The Israelis did it! And it was a tactical nuke!
Er, no. Are we to believe that the Israelis set fire to the warehouse, waited until there'd been a medium-sized explosion and a bunch of small ones, and then hit the conflagration with a missile? Or they didn't start the fire, but as long as the building was on fire they used a missile on it anyway? Either way, it makes no sense.
Also, that final explosion was way too big for a deliverable conventional warhead*, so....
No, it wasn't a tac nuke. Definitely a chemical explosion, from the look of it - or rather, if I'm seeing things correctly in one of the vids, several chemical explosions very close together, consistent with either a munitions dump or just a warehouse full of piles of explosive material. (A nuke blast does happen in multiple stages, but on a sub-millisecond time scale, and everything prior to the fission reaction is tiny by comparison, so you wouldn't see the ripple-boom effect.)
So what was it? I believe the official story to be at least partly true: there was a huge amount of blasting-grade prilled ammonium nitrate stored in that warehouse.

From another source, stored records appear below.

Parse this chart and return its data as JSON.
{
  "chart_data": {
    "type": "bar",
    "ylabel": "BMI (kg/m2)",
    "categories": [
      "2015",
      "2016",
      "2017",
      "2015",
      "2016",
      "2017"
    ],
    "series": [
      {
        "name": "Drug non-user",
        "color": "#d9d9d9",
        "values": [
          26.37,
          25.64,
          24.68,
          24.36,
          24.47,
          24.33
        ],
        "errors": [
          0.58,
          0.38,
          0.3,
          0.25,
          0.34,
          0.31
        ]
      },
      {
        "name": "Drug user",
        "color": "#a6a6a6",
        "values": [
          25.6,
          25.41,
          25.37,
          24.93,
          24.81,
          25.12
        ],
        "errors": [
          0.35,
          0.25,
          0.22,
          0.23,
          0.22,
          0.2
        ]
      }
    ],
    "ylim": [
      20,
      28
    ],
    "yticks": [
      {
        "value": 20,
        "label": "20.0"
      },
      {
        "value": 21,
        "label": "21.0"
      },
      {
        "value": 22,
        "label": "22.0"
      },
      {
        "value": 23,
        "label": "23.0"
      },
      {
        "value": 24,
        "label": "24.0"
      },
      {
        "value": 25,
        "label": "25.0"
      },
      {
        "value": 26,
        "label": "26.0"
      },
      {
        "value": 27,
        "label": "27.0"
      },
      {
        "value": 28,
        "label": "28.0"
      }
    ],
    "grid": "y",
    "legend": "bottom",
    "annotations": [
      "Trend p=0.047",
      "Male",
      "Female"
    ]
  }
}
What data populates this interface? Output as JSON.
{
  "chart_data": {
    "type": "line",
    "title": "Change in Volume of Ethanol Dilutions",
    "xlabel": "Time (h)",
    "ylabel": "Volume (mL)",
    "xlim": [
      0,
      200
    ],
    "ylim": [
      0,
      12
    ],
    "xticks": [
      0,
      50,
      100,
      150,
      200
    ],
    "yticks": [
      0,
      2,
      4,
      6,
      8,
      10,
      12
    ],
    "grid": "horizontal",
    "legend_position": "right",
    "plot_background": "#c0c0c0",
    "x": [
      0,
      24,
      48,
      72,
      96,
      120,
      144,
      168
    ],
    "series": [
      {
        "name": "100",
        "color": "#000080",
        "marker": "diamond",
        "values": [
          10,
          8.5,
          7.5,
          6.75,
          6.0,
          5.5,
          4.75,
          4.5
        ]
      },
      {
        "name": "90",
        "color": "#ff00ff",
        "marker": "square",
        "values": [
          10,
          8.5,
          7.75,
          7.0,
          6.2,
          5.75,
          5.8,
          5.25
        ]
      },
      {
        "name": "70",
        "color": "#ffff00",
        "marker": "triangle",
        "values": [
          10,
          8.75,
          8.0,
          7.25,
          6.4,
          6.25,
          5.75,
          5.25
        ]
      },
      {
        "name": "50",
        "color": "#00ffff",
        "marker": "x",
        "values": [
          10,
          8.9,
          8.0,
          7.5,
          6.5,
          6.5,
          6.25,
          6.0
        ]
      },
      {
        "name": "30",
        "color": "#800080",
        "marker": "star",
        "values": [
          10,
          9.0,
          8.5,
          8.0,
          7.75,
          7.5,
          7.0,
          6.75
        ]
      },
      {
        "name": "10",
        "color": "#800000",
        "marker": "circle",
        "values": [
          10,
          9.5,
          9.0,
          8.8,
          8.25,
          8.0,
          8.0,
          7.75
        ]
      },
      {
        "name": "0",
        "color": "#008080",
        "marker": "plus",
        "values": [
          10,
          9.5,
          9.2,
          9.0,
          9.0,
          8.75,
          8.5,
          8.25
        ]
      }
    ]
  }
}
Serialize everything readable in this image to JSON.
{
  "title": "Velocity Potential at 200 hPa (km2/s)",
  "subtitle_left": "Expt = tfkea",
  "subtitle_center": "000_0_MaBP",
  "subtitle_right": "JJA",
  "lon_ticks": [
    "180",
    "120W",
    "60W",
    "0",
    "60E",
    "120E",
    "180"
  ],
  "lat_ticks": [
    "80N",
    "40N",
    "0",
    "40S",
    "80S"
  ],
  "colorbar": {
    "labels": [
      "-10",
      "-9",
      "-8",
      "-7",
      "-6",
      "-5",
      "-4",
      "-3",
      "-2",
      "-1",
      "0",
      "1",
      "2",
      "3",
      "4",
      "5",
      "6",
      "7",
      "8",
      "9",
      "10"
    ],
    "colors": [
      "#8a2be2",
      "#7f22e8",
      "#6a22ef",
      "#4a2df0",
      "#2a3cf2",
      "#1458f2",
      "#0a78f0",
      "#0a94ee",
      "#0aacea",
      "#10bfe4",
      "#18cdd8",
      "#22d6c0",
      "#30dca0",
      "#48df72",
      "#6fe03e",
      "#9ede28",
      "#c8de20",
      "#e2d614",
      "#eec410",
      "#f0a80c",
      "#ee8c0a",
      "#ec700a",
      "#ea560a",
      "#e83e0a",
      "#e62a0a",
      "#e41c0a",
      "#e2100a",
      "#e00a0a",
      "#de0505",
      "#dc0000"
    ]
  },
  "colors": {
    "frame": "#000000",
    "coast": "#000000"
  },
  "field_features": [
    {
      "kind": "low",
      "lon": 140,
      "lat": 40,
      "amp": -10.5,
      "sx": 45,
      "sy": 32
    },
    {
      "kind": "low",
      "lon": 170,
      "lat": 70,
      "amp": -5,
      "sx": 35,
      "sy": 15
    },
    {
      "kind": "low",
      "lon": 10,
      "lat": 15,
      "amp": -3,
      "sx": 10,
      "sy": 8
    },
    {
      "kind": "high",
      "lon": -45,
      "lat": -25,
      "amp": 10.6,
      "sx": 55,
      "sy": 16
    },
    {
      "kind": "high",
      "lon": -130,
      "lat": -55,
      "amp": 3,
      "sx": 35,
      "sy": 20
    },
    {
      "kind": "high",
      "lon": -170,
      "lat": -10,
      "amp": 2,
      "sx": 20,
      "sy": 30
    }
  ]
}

Now, contrary to what many Internet windbags will tell you, ammonium nitrate is not fiddly, sensitive, dangerous stuff. It's nigh-impossible to get an explosion out of it under ordinary conditions; as a blasting agent, it's combined with fuel oil at point of use to sensitize it and increase the yield, and even then it takes not just a blasting cap but a sizable booster charge to set it off reliably.
But... if it's contaminated with any sort of combustible material, including soot from a nearby fire... if it's stored in sufficiently huge heaps and slowly roasted... it is possible for a shipload of the stuff to detonate, with city-flattening results.
So, just having a shipload of ammonium nitrate stored in a flammable warehouse, and the warehouse being accidentally ignited, is a plausible explanation. If Hezbollah was also storing large quantities of real explosives in that building, or had been dabbling in sensitized ammonium nitrate products? Bonus danger, but not necessary to explain the observed effects.
Now, as to why there was a confiscated shipload of ammonium nitrate warehoused for years in close proximity to a civilian population? I think we can assume official incompetence to be a significant factor; some have hinted at various forms of corruption also being involved.
Update: Excellent vid here explaining how this fits the profile of an accidental explosion of improperly stored ammonium nitrate set off by a fire.
* Making reasonable assumptions about available delivery systems. We're talking on the order of 2 million kilograms of payload, here. Which... nope. Not even with a suborbital Falcon Heavy, if I'm reading the specs right. Using an S-IC as a tactical ballistic missile? I don't think so. And the launch would have been really hard to hide.